Data show that Colorado’s second election requirement has suppressed unionization rates for decades, producing similar outcomes as states with anti-union “right-to-work” laws. Currently, Colorado’s union membership rate (7.7%) is well below the national average of 9.9%.
The declines in Colorado’s unionization rate have been accompanied by a dramatic increase in income inequality, outpacing even stark rises in national inequality. For example, the share of income going to the top 10% has grown from just under one-third (31%) in 1978 to now nearly half (48%) of all income in the state.
“Colorado’s second election rule has posed unnecessary obstacles to workers’ right to a union. As the unionization rate has declined in Colorado, inequality has skyrocketed. It’s time for Colorado policymakers to remove barriers to unionization,” said Elise Gould, a senior economist at EPI.
Colorado’s state law creates additional barriers to unionizing for workers who already face union busting when exercising the right to organize under federal law. Nationally, employers are charged with labor law violations in 41.5% of all union elections.

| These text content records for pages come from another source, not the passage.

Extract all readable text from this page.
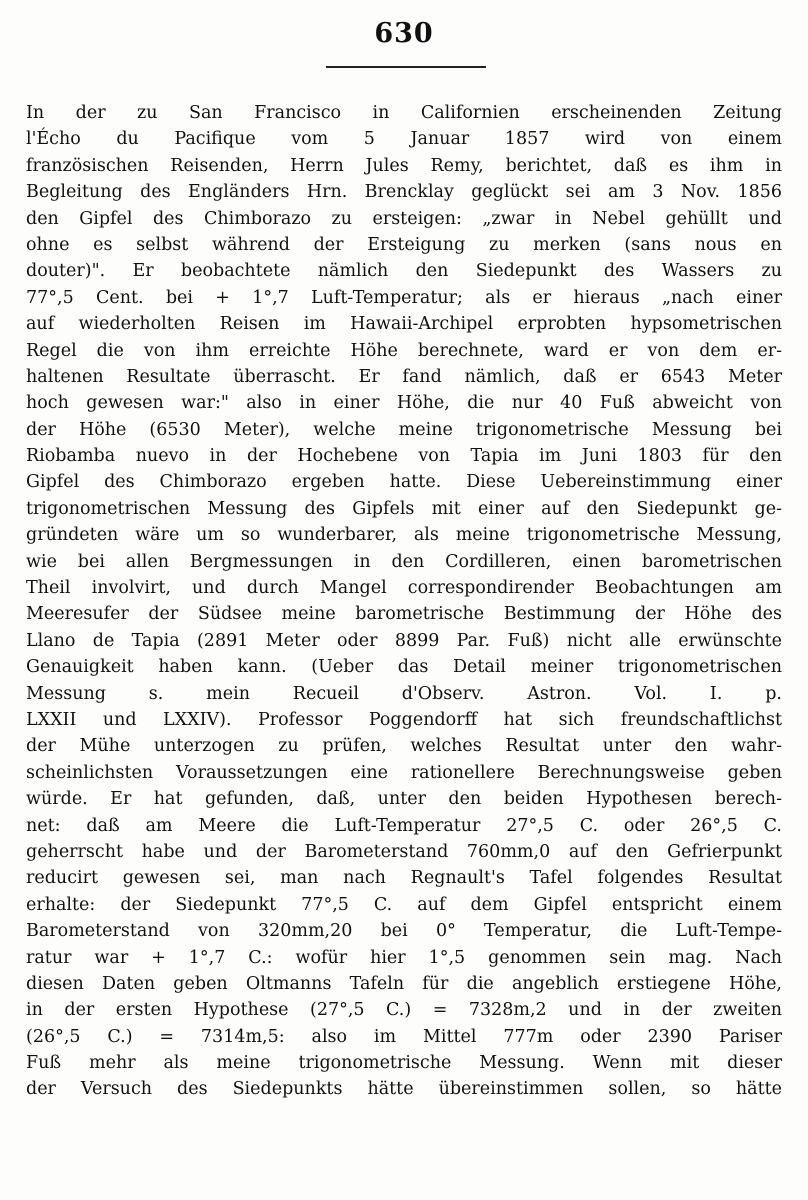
630
In der zu San Francisco in Californien erscheinenden Zeitung
l'Écho du Pacifique vom 5 Januar 1857 wird von einem
französischen Reisenden, Herrn Jules Remy, berichtet, daß es ihm in
Begleitung des Engländers Hrn. Brencklay geglückt sei am 3 Nov. 1856
den Gipfel des Chimborazo zu ersteigen: „zwar in Nebel gehüllt und
ohne es selbst während der Ersteigung zu merken (sans nous en
douter)". Er beobachtete nämlich den Siedepunkt des Wassers zu
77°,5 Cent. bei + 1°,7 Luft-Temperatur; als er hieraus „nach einer
auf wiederholten Reisen im Hawaii-Archipel erprobten hypsometrischen
Regel die von ihm erreichte Höhe berechnete, ward er von dem er-
haltenen Resultate überrascht. Er fand nämlich, daß er 6543 Meter
hoch gewesen war:" also in einer Höhe, die nur 40 Fuß abweicht von
der Höhe (6530 Meter), welche meine trigonometrische Messung bei
Riobamba nuevo in der Hochebene von Tapia im Juni 1803 für den
Gipfel des Chimborazo ergeben hatte. Diese Uebereinstimmung einer
trigonometrischen Messung des Gipfels mit einer auf den Siedepunkt ge-
gründeten wäre um so wunderbarer, als meine trigonometrische Messung,
wie bei allen Bergmessungen in den Cordilleren, einen barometrischen
Theil involvirt, und durch Mangel correspondirender Beobachtungen am
Meeresufer der Südsee meine barometrische Bestimmung der Höhe des
Llano de Tapia (2891 Meter oder 8899 Par. Fuß) nicht alle erwünschte
Genauigkeit haben kann. (Ueber das Detail meiner trigonometrischen
Messung s. mein Recueil d'Observ. Astron. Vol. I. p.
LXXII und LXXIV). Professor Poggendorff hat sich freundschaftlichst
der Mühe unterzogen zu prüfen, welches Resultat unter den wahr-
scheinlichsten Voraussetzungen eine rationellere Berechnungsweise geben
würde. Er hat gefunden, daß, unter den beiden Hypothesen berech-
net: daß am Meere die Luft-Temperatur 27°,5 C. oder 26°,5 C.
geherrscht habe und der Barometerstand 760mm,0 auf den Gefrierpunkt
reducirt gewesen sei, man nach Regnault's Tafel folgendes Resultat
erhalte: der Siedepunkt 77°,5 C. auf dem Gipfel entspricht einem
Barometerstand von 320mm,20 bei 0° Temperatur, die Luft-Tempe-
ratur war + 1°,7 C.: wofür hier 1°,5 genommen sein mag. Nach
diesen Daten geben Oltmanns Tafeln für die angeblich erstiegene Höhe,
in der ersten Hypothese (27°,5 C.) = 7328m,2 und in der zweiten
(26°,5 C.) = 7314m,5: also im Mittel 777m oder 2390 Pariser
Fuß mehr als meine trigonometrische Messung. Wenn mit dieser
der Versuch des Siedepunkts hätte übereinstimmen sollen, so hätte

Removing barriers to unionization would enable more Coloradans to improve their wages and working conditions. On average, workers covered by a union contract earn 10.2% more than nonunionized counterparts and are more likely to have employer-provided health and retirement benefits.
“At a moment when workers are looking to unions as critical vehicles for fixing what’s broken in our wildly unequal economy, it’s Colorado’s turn to play a leading role in helping to restore worker bargaining power after decades of its erosion,” said Jennifer Sherer, Deputy Director of EPI’s Economic Analysis and Research Network (EARN).